The world economy is on the brink of total collapse after two years of a miserable economy. Massive government debt has replaced massive private debt and threatens to explode all over the globe.
With a weak and indecisive American president who seems willing to let dictators run roughshod over the planet, the world will begin to look elsewhere for the safety and protection of strength and leadership.
But more important than American prestige, is the safety of American people. Barack Obama’s international apology tours have sent a signal that his country is fair game. By siding with illegal invaders over the state of Arizona, Obama has signaled that border defense is no longer Washington’s responsiblity.
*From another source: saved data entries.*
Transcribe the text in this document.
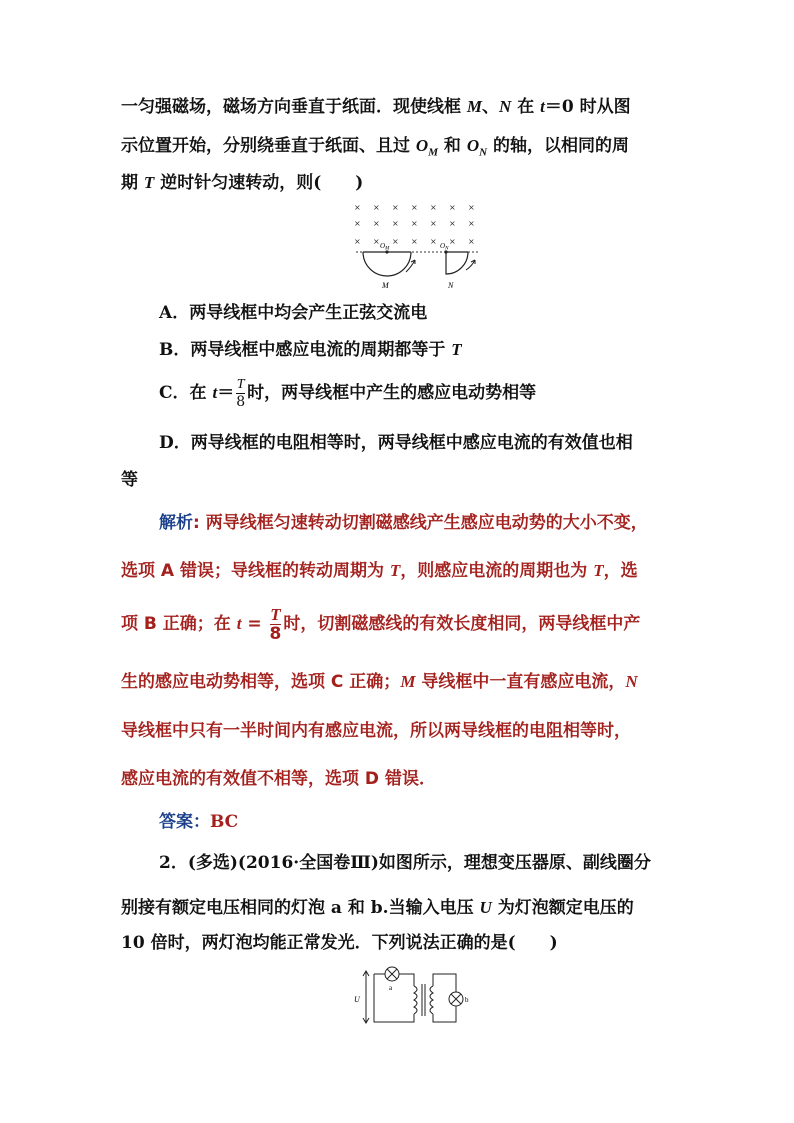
一匀强磁场，磁场方向垂直于纸面．现使线框 M、N 在 t＝0 时从图
示位置开始，分别绕垂直于纸面、且过 $O_M$ 和 $O_N$ 的轴，以相同的周
期 T 逆时针匀速转动，则(　　)
× × × × × × ×
× × × × × × ×
× × × × × × ×
$O_M$	$O_N$
M	N
A．两导线框中均会产生正弦交流电
B．两导线框中感应电流的周期都等于 T
C．在 $t= \frac{T}{8}$ 时，两导线框中产生的感应电动势相等
D．两导线框的电阻相等时，两导线框中感应电流的有效值也相
等
解析: 两导线框匀速转动切割磁感线产生感应电动势的大小不变，
选项 A 错误；导线框的转动周期为 T，则感应电流的周期也为 T，选
项 B 正确；在 $t = \frac{T}{8}$ 时，切割磁感线的有效长度相同，两导线框中产
生的感应电动势相等，选项 C 正确；M 导线框中一直有感应电流，N
导线框中只有一半时间内有感应电流，所以两导线框的电阻相等时，
感应电流的有效值不相等，选项 D 错误．
答案：BC
2．(多选)(2016·全国卷Ⅲ)如图所示，理想变压器原、副线圈分
别接有额定电压相同的灯泡 a 和 b.当输入电压 U 为灯泡额定电压的
10 倍时，两灯泡均能正常发光．下列说法正确的是(　　)
U
a
b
By kowtowing to brutal dictators, Obama has signaled an end to linkage between foreign policy of the US and internal policies of other nations.
Like it or not, we are stuck with Barack Obama until January 20, 2013. While we take satisfaction in defeating his domestic agenda of collectivizing the US economy and controlling the American people, we do not celebrate his collapse on the world stage. Obama’s inarticulate foreign policy, his absent strategy, and his bewildering apologies for American exceptionalism leave us all in a dangerous place.
It is up to us, the people, now, to assert America’s place in the world. We can to that best by insisting that Barack Obama set his socialistic domestic agenda aside and deal with the world that is about to crash his little, selfish party.